Regular readers (and the governor’s staff) know I’ve done my share of Mike Pence-bashing in these pages. Despite his potential in entering the office, so far I’ve not been very impressed with his gubernatorial performance. The man with a strong record has gone weak. As the Politico article notes, “Since Pence resigned as chairman of the House Republican Conference in November 2010 to run for governor, conventional wisdom held that he would bide his time in Indianapolis, padding his résumé with executive experience before mounting a presidential bid.”

Seize the Day, Gov. Pence

Padding his resume has pretty much been it so far. As I’ve written, Pence has dodged on major policy issues such as Medicaid expansion under Obamacare and Common Core, weakening his congressional reputation as the man who voted against No Child Left Behind and Medicare Part D. Even the equal protection for religion bill that ignited this conflagration was meant to be an entirely vanilla law, basically nothing compared to giving Hoosiers the power to vote one-man-one-woman marriage into the Indiana constitution, which Pence’s conservative base has wanted and been denied since his election.

Appearing unhinged increases liberal fascists’ power, because dangerous unpredictability scares people witless, like Heath Ledger’s depiction of The Joker.

But it was the right law at the right time for liberal fascists to let everyone know our freedoms of association, speech, and worship are over. Any target is the right target when your goal is population control. In fact, appearing unhinged increases their power, because dangerous unpredictability scares people witless, like Heath Ledger’s depiction of The Joker. We’d rather conform than lose our livelihoods, friends, reputation, even families over an accidental remark, centuries-old understandings of the transcendent, or vote for an utterly innocuous law nearly identical to one Bill Clinton signed at the federal level and even blue states passed years ago.

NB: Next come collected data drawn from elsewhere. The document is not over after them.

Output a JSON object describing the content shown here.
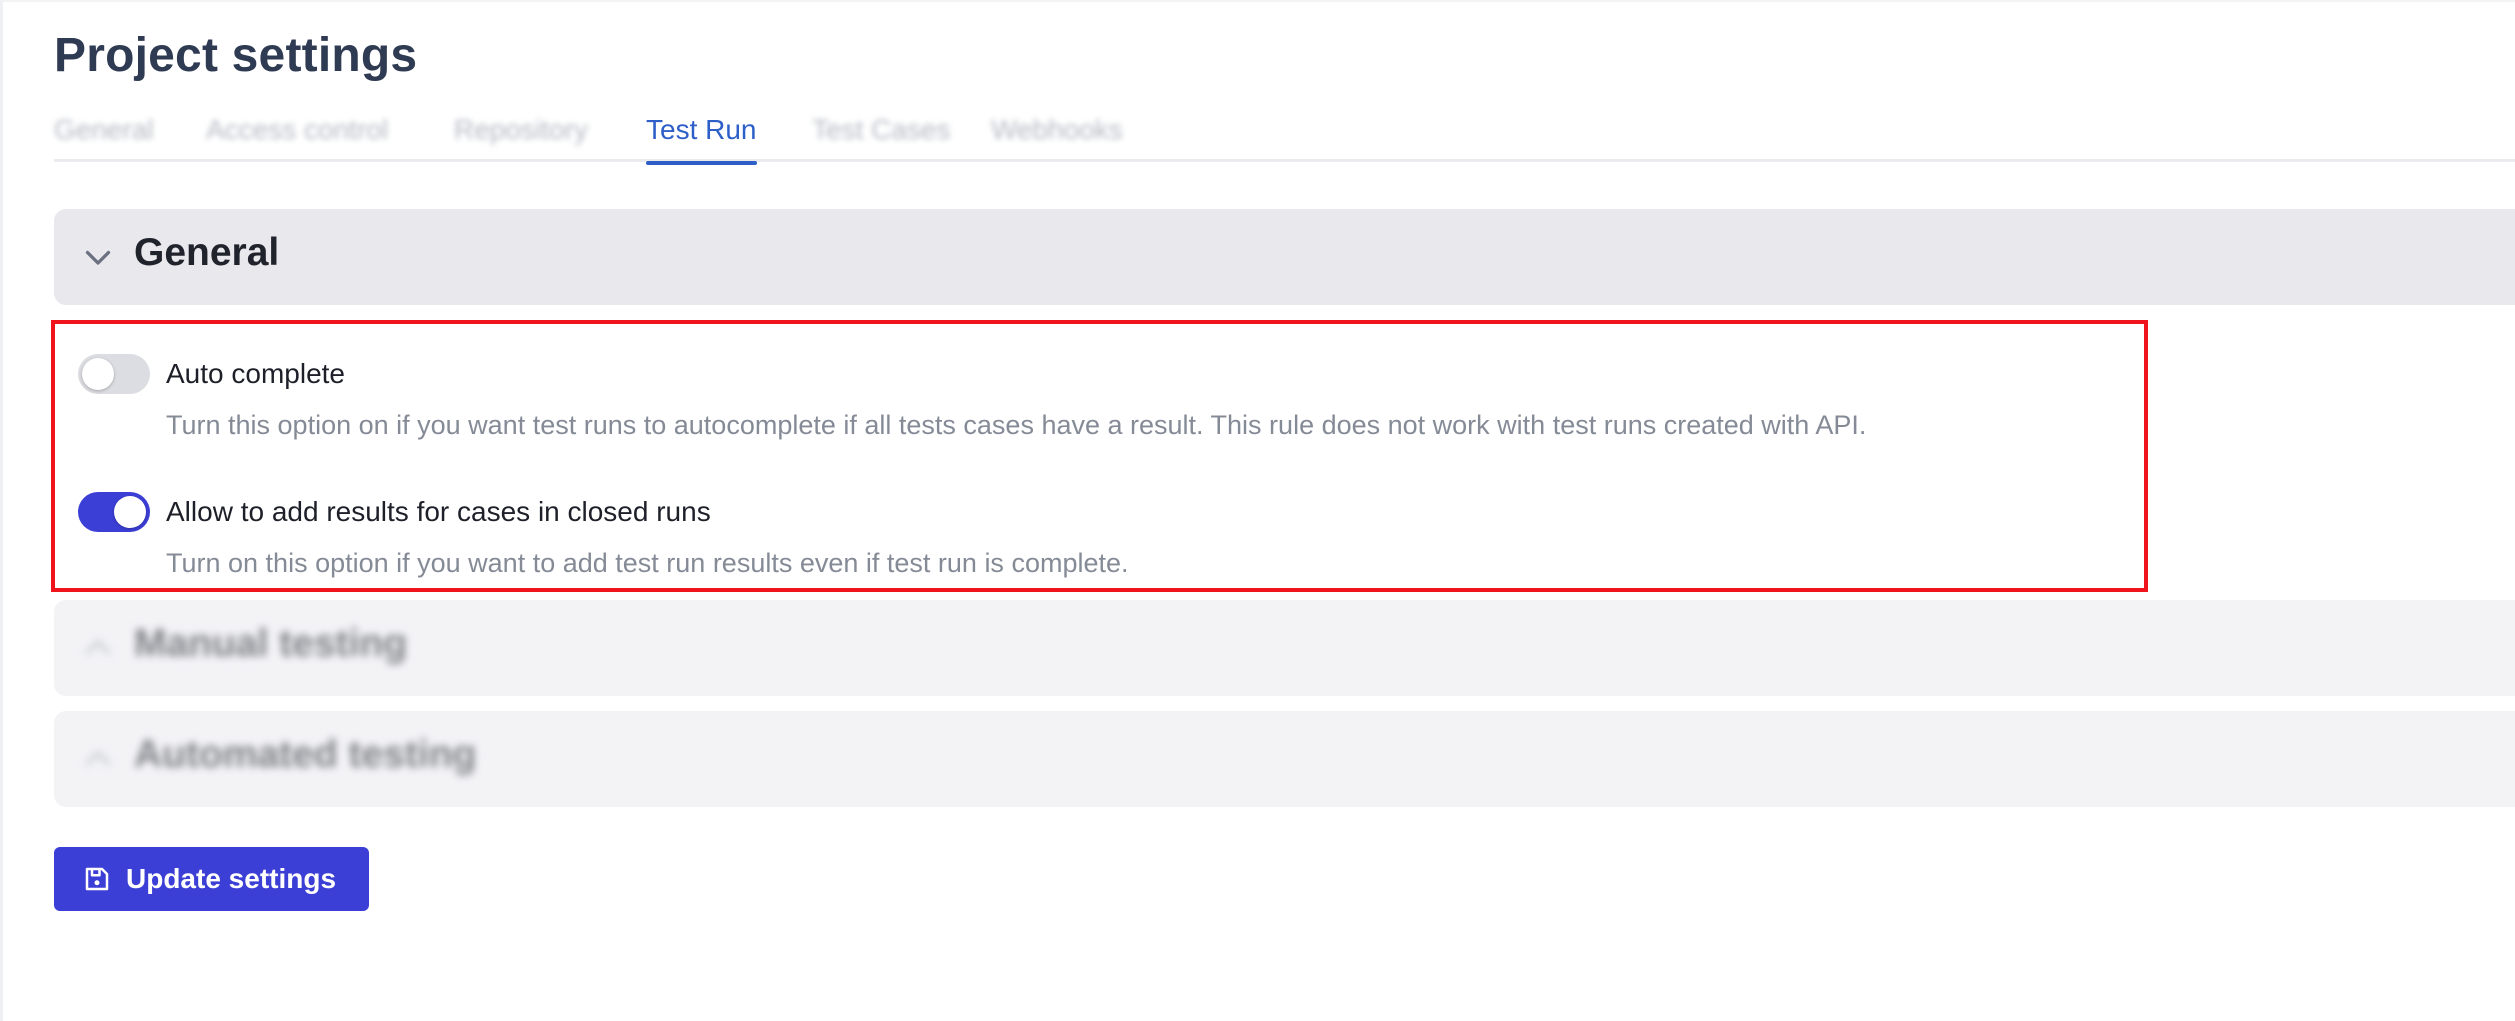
{
  "page": {
    "title": "Project settings"
  },
  "tabs": [
    {
      "label": "General",
      "active": false
    },
    {
      "label": "Access control",
      "active": false
    },
    {
      "label": "Repository",
      "active": false
    },
    {
      "label": "Test Run",
      "active": true
    },
    {
      "label": "Test Cases",
      "active": false
    },
    {
      "label": "Webhooks",
      "active": false
    }
  ],
  "sections": {
    "general": {
      "title": "General",
      "expanded": true
    },
    "manual": {
      "title": "Manual testing",
      "expanded": false
    },
    "automated": {
      "title": "Automated testing",
      "expanded": false
    }
  },
  "settings": [
    {
      "label": "Auto complete",
      "description": "Turn this option on if you want test runs to autocomplete if all tests cases have a result. This rule does not work with test runs created with API.",
      "enabled": false
    },
    {
      "label": "Allow to add results for cases in closed runs",
      "description": "Turn on this option if you want to add test run results even if test run is complete.",
      "enabled": true
    }
  ],
  "actions": {
    "update_label": "Update settings"
  },
  "colors": {
    "accent": "#3c3fd6",
    "active_tab": "#2e5fc9",
    "highlight_border": "#f0141c"
  },
  "icons": {
    "section_expanded": "chevron-down-icon",
    "section_collapsed": "chevron-up-icon",
    "update": "save-icon"
  }
}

Several Indiana lawmakers, who all have day jobs because we thankfully have a part-time legislature, have lost business contracts over their votes on this bill. It’s very, very personal now. And that’s frightening. People can get publicly tried by unknown mobs with no hope of defense and their family and friends jeopardized for thought crimes. In the United States of America. At that point, it’s really not America any more. Not the America that fights to the death for freedom of speech, of thought, of association, of worship. Not the America Pilgrims fled England to find and Englishmen fought their blood brothers to establish.

The Day First Freedoms Began to Die

What does this have to do with Pence’s shot at the presidency? It’s very simple. Circumstances have thrust upon him an opportunity shaped like a crisis, just as they did to Wisconsin Gov. Scott Walker in an eerily parallel situation back in 2010. Walker also passed a relatively mild law and faced down hell for it. And standing firm made him a national hero with a presidential platform.

Circumstances have thrust upon him an opportunity shaped like a crisis, just as they did to Wisconsin Gov. Scott Walker in an eerily parallel situation back in 2010.

But unions are yesterday’s battle. They’re dying of their own obesity, everyone knows it, and no one but socialists feels sorry for them. That’s why President Obama felt free to give unions the finger during his presidential coalition-scrambling. Wisconsin’s battle was a swan song. Indiana faced a similar conflagration over an even bigger law (right-to-work) soon after Wisconsin, and it died down even faster. Unions are today sound and fury, signifying nothing. But the right to speak, think, and worship as your conscience commands: This is far more important, and inseparable from the American identity. We can sail along with unions carbuncled to our ship of state. But if we end our first freedoms, we end with them.

Pence didn’t ask for this story, but it’s his now. And it’s all of ours. It’s a more central story than Walker’s, and a more important fight to face, because it concerns our national soul. The question is: Will he face it? And will we?

Do not go gentle into that good night, my friends. Rage, rage, against the dying of the light.